長州戦争は幕府の本格的な“終わりの始まり”になった重要な事件なのだが、鳥羽伏見の戦いとか江戸開城、会津戦争に比べるとかなり知名度が落ちる気がする。華々しい戦闘やエピソードにかけるせいかとも思っていたのだが、この本を読むとそれなりに大規模な戦闘があったようだ。活躍した著名人物が高杉晋作ぐらいというのが弱いところなのだろうか。慶喜が本当に前線で指揮し高杉と決戦、なんてことにでもなっていれば、もっと多くの人の記憶や記録に残ったのかもしれない。

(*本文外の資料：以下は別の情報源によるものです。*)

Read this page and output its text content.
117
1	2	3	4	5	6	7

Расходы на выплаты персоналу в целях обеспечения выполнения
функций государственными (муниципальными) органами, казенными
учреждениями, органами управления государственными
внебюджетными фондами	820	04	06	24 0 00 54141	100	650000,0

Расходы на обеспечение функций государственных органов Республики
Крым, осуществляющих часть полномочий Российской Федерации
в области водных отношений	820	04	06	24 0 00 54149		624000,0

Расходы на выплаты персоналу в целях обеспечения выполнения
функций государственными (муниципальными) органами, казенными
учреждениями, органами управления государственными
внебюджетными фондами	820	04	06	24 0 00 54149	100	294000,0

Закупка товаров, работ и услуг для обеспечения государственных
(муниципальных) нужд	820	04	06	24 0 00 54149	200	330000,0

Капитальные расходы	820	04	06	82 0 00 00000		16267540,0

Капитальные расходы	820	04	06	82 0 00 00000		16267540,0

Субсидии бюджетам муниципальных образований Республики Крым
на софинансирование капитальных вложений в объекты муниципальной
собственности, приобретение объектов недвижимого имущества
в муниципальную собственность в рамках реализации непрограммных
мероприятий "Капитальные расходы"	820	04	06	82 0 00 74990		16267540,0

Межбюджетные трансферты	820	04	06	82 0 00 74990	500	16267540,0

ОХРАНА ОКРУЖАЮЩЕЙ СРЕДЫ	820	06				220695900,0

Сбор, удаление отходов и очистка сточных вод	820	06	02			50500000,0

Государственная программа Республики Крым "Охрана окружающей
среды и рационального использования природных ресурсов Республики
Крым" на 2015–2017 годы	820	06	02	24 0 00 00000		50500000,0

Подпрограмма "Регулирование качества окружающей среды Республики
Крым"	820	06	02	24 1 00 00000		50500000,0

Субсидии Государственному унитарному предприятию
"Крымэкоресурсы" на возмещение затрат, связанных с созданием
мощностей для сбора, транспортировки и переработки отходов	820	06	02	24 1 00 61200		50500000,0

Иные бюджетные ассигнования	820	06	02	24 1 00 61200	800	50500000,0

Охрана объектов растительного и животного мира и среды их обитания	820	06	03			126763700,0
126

著者は慶喜に良い感情を持っていないようで、こっぴどく非難しているが、確かに、ここぞ大将の出番!という場面になると必ず回れ右してトンズラする(著者いわく)“悪い癖”は酷い、とあらためて感じた。それでも、ダンディズムのはしり、と見られたり、大河ドラマの主人公になってしまうくらい人気があるのは、あっさり政権を投げ出した“悪い癖”が、かえって潔さと評価されているということなのだろうか、実に、著者ならずとも不思議だ。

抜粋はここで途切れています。